15°) A recombinant vector, characterized in that it comprises a polynucleotide according to claim 13 or a recombinant expression cassette according to claim 14. 16°) A host cell, characterized in that it contains a recombinant expression cassette of claim 14 or a recombinant vector of claim 15.

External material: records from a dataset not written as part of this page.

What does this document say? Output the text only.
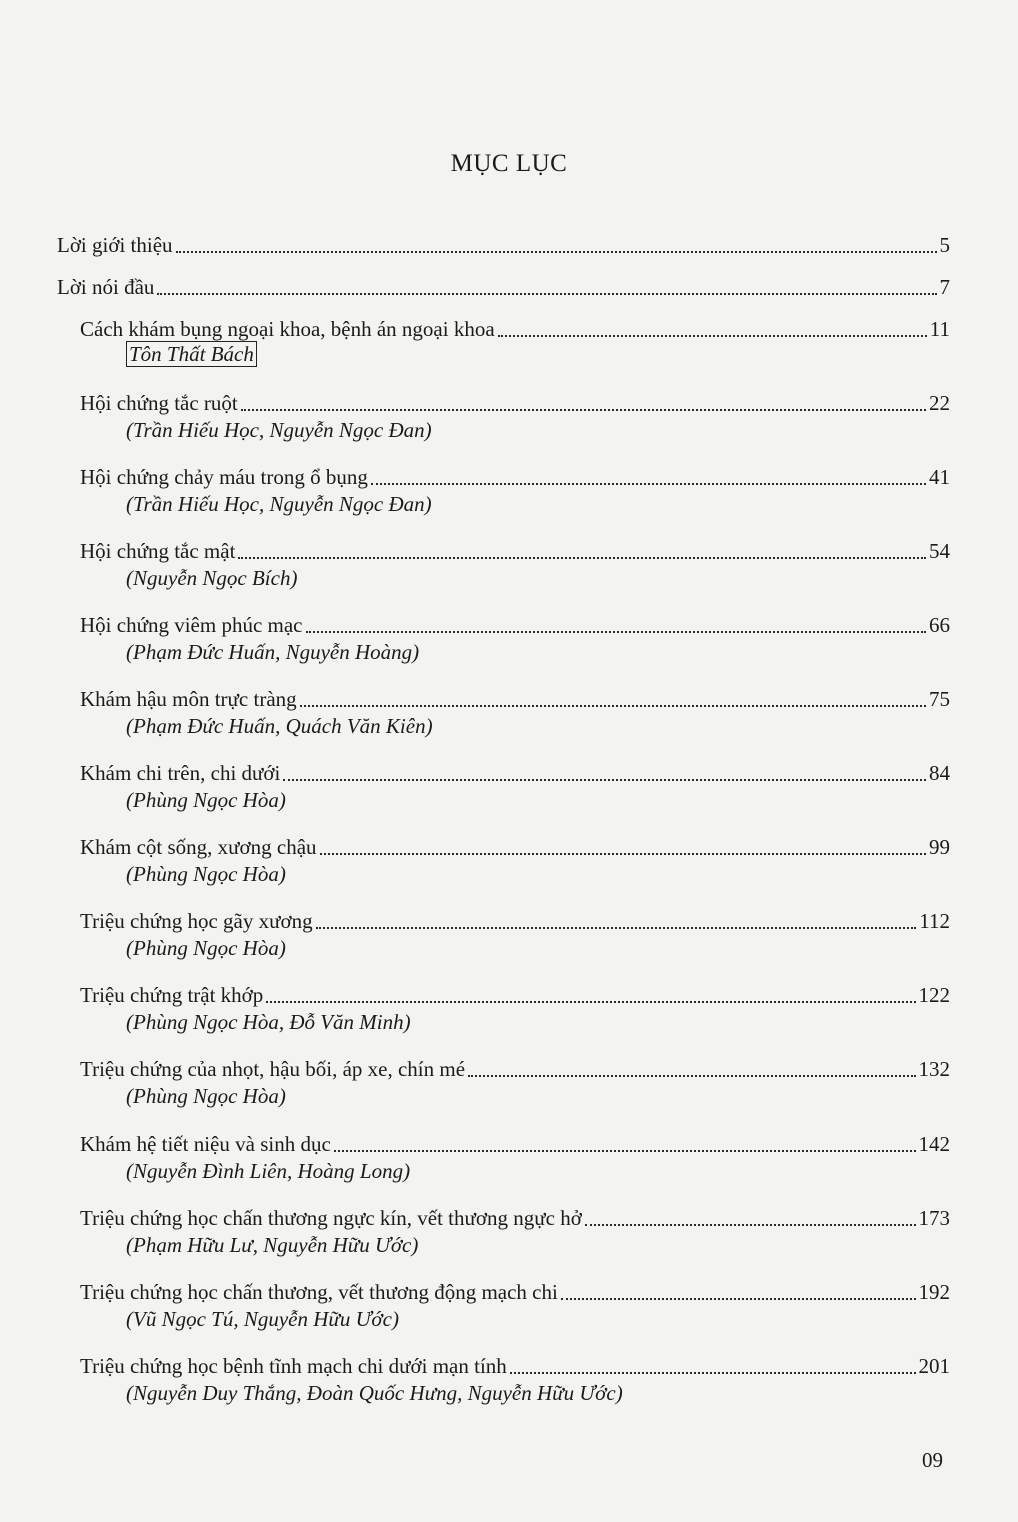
MỤC LỤC
Lời giới thiệu	5
Lời nói đầu	7
Cách khám bụng ngoại khoa, bệnh án ngoại khoa	11
Tôn Thất Bách
Hội chứng tắc ruột	22
(Trần Hiếu Học, Nguyễn Ngọc Đan)
Hội chứng chảy máu trong ổ bụng	41
(Trần Hiếu Học, Nguyễn Ngọc Đan)
Hội chứng tắc mật	54
(Nguyễn Ngọc Bích)
Hội chứng viêm phúc mạc	66
(Phạm Đức Huấn, Nguyễn Hoàng)
Khám hậu môn trực tràng	75
(Phạm Đức Huấn, Quách Văn Kiên)
Khám chi trên, chi dưới	84
(Phùng Ngọc Hòa)
Khám cột sống, xương chậu	99
(Phùng Ngọc Hòa)
Triệu chứng học gãy xương	112
(Phùng Ngọc Hòa)
Triệu chứng trật khớp	122
(Phùng Ngọc Hòa, Đỗ Văn Minh)
Triệu chứng của nhọt, hậu bối, áp xe, chín mé	132
(Phùng Ngọc Hòa)
Khám hệ tiết niệu và sinh dục	142
(Nguyễn Đình Liên, Hoàng Long)
Triệu chứng học chấn thương ngực kín, vết thương ngực hở	173
(Phạm Hữu Lư, Nguyễn Hữu Ước)
Triệu chứng học chấn thương, vết thương động mạch chi	192
(Vũ Ngọc Tú, Nguyễn Hữu Ước)
Triệu chứng học bệnh tĩnh mạch chi dưới mạn tính	201
(Nguyễn Duy Thắng, Đoàn Quốc Hưng, Nguyễn Hữu Ước)
09
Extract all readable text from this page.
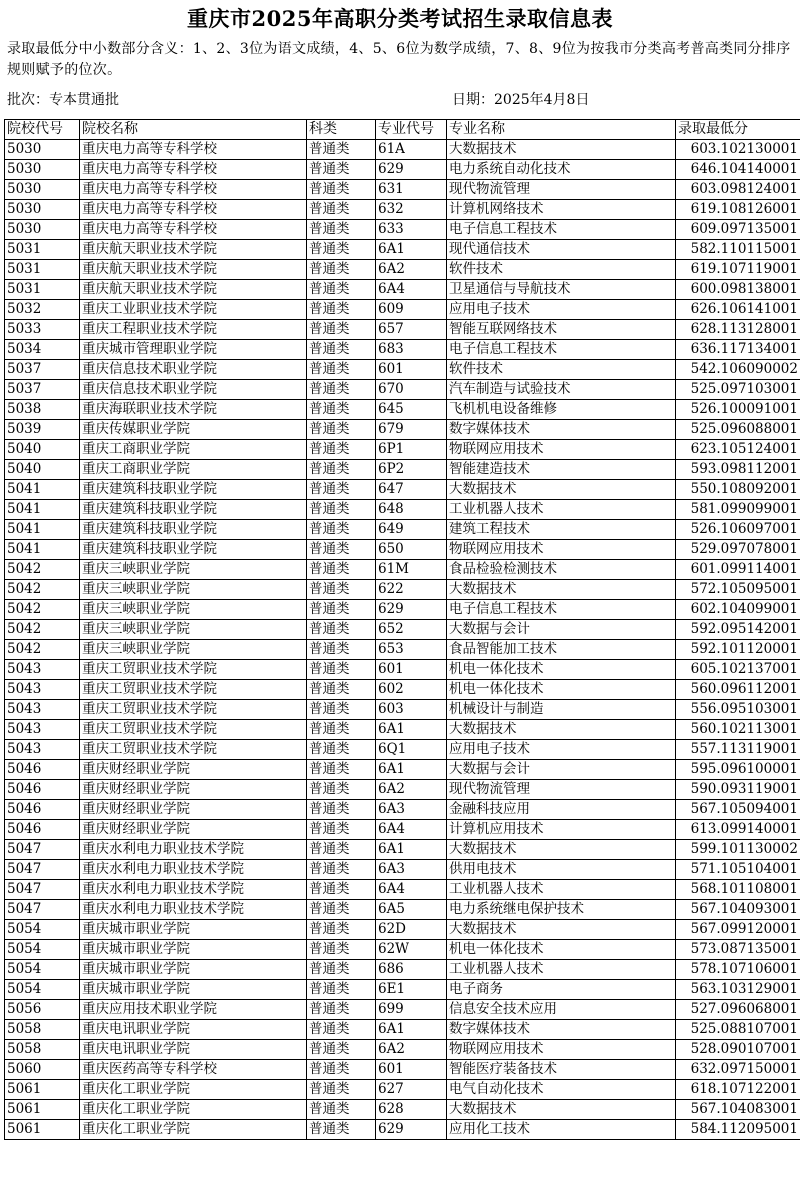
重庆市2025年高职分类考试招生录取信息表
录取最低分中小数部分含义：1、2、3位为语文成绩，4、5、6位为数学成绩，7、8、9位为按我市分类高考普高类同分排序规则赋予的位次。
批次：专本贯通批	日期：2025年4月8日
院校代号	院校名称	科类	专业代号	专业名称	录取最低分
5030	重庆电力高等专科学校	普通类	61A	大数据技术	603.102130001
5030	重庆电力高等专科学校	普通类	629	电力系统自动化技术	646.104140001
5030	重庆电力高等专科学校	普通类	631	现代物流管理	603.098124001
5030	重庆电力高等专科学校	普通类	632	计算机网络技术	619.108126001
5030	重庆电力高等专科学校	普通类	633	电子信息工程技术	609.097135001
5031	重庆航天职业技术学院	普通类	6A1	现代通信技术	582.110115001
5031	重庆航天职业技术学院	普通类	6A2	软件技术	619.107119001
5031	重庆航天职业技术学院	普通类	6A4	卫星通信与导航技术	600.098138001
5032	重庆工业职业技术学院	普通类	609	应用电子技术	626.106141001
5033	重庆工程职业技术学院	普通类	657	智能互联网络技术	628.113128001
5034	重庆城市管理职业学院	普通类	683	电子信息工程技术	636.117134001
5037	重庆信息技术职业学院	普通类	601	软件技术	542.106090002
5037	重庆信息技术职业学院	普通类	670	汽车制造与试验技术	525.097103001
5038	重庆海联职业技术学院	普通类	645	飞机机电设备维修	526.100091001
5039	重庆传媒职业学院	普通类	679	数字媒体技术	525.096088001
5040	重庆工商职业学院	普通类	6P1	物联网应用技术	623.105124001
5040	重庆工商职业学院	普通类	6P2	智能建造技术	593.098112001
5041	重庆建筑科技职业学院	普通类	647	大数据技术	550.108092001
5041	重庆建筑科技职业学院	普通类	648	工业机器人技术	581.099099001
5041	重庆建筑科技职业学院	普通类	649	建筑工程技术	526.106097001
5041	重庆建筑科技职业学院	普通类	650	物联网应用技术	529.097078001
5042	重庆三峡职业学院	普通类	61M	食品检验检测技术	601.099114001
5042	重庆三峡职业学院	普通类	622	大数据技术	572.105095001
5042	重庆三峡职业学院	普通类	629	电子信息工程技术	602.104099001
5042	重庆三峡职业学院	普通类	652	大数据与会计	592.095142001
5042	重庆三峡职业学院	普通类	653	食品智能加工技术	592.101120001
5043	重庆工贸职业技术学院	普通类	601	机电一体化技术	605.102137001
5043	重庆工贸职业技术学院	普通类	602	机电一体化技术	560.096112001
5043	重庆工贸职业技术学院	普通类	603	机械设计与制造	556.095103001
5043	重庆工贸职业技术学院	普通类	6A1	大数据技术	560.102113001
5043	重庆工贸职业技术学院	普通类	6Q1	应用电子技术	557.113119001
5046	重庆财经职业学院	普通类	6A1	大数据与会计	595.096100001
5046	重庆财经职业学院	普通类	6A2	现代物流管理	590.093119001
5046	重庆财经职业学院	普通类	6A3	金融科技应用	567.105094001
5046	重庆财经职业学院	普通类	6A4	计算机应用技术	613.099140001
5047	重庆水利电力职业技术学院	普通类	6A1	大数据技术	599.101130002
5047	重庆水利电力职业技术学院	普通类	6A3	供用电技术	571.105104001
5047	重庆水利电力职业技术学院	普通类	6A4	工业机器人技术	568.101108001
5047	重庆水利电力职业技术学院	普通类	6A5	电力系统继电保护技术	567.104093001
5054	重庆城市职业学院	普通类	62D	大数据技术	567.099120001
5054	重庆城市职业学院	普通类	62W	机电一体化技术	573.087135001
5054	重庆城市职业学院	普通类	686	工业机器人技术	578.107106001
5054	重庆城市职业学院	普通类	6E1	电子商务	563.103129001
5056	重庆应用技术职业学院	普通类	699	信息安全技术应用	527.096068001
5058	重庆电讯职业学院	普通类	6A1	数字媒体技术	525.088107001
5058	重庆电讯职业学院	普通类	6A2	物联网应用技术	528.090107001
5060	重庆医药高等专科学校	普通类	601	智能医疗装备技术	632.097150001
5061	重庆化工职业学院	普通类	627	电气自动化技术	618.107122001
5061	重庆化工职业学院	普通类	628	大数据技术	567.104083001
5061	重庆化工职业学院	普通类	629	应用化工技术	584.112095001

17°) A therapeutic or diagnostic agent comprising a VHH domain according to anyone of claims 1 to 7, a CDR3 region according to claims 1, 8 or 9, or a polypeptide according to anyone of claims 10 to 12. 18°) A diagnostic agent according to claim 17, characterized in that the said VHH domain, CDR3 region or polypeptide is linked, directly or indirectly, covalently or non-covalently to a diagnostic compound.

19°) A method for diagnosing a subject envenomed by Androctonus australis hector, comprising the steps of: a) contacting in vitro or ex vivo an appropriate biological sample from said subject with a VHH domain according to anyone of claims 1 to 7, a CDR3 region according to claims 1 , 8 or 9, a polypeptide according to anyone of claims 10 to 12, or a diagnostic agent according to claims 17 or 18, b) determining the presence or the absence of an Aah toxin in said biological sample, the presence of said Aah toxin indicating that said subject is envenomed by Androctonus australis hector.

20°) A pharmaceutical composition comprising a therapeutic agent according to claim 17, and a pharmaceutically acceptable carrier.

21 °) A VHH domain according to anyone of claims 1 to 7, a CDR3 region according to claims 1 , 8 or 9, a polypeptide according to anyone of claims 10 to

12, a polynucleotide according to claim 13, or a diagnostic agent according to claims 17 or 18, for use in the treatment of envenoming and intoxication by Androctonus australis hector.

22°) A kit for diagnosing or monitoring, in a subject, an envenoming and an intoxication by Androctonus australis hector, comprising at least a VHH domain according to anyone of claims 1 to 7, a CDR3 region according to claims 1 , 8 or 9, a polypeptide according to anyone of claims 10 to 12, a polynucleotide according to claim 13, or a diagnostic agent according to claims 17 or 18.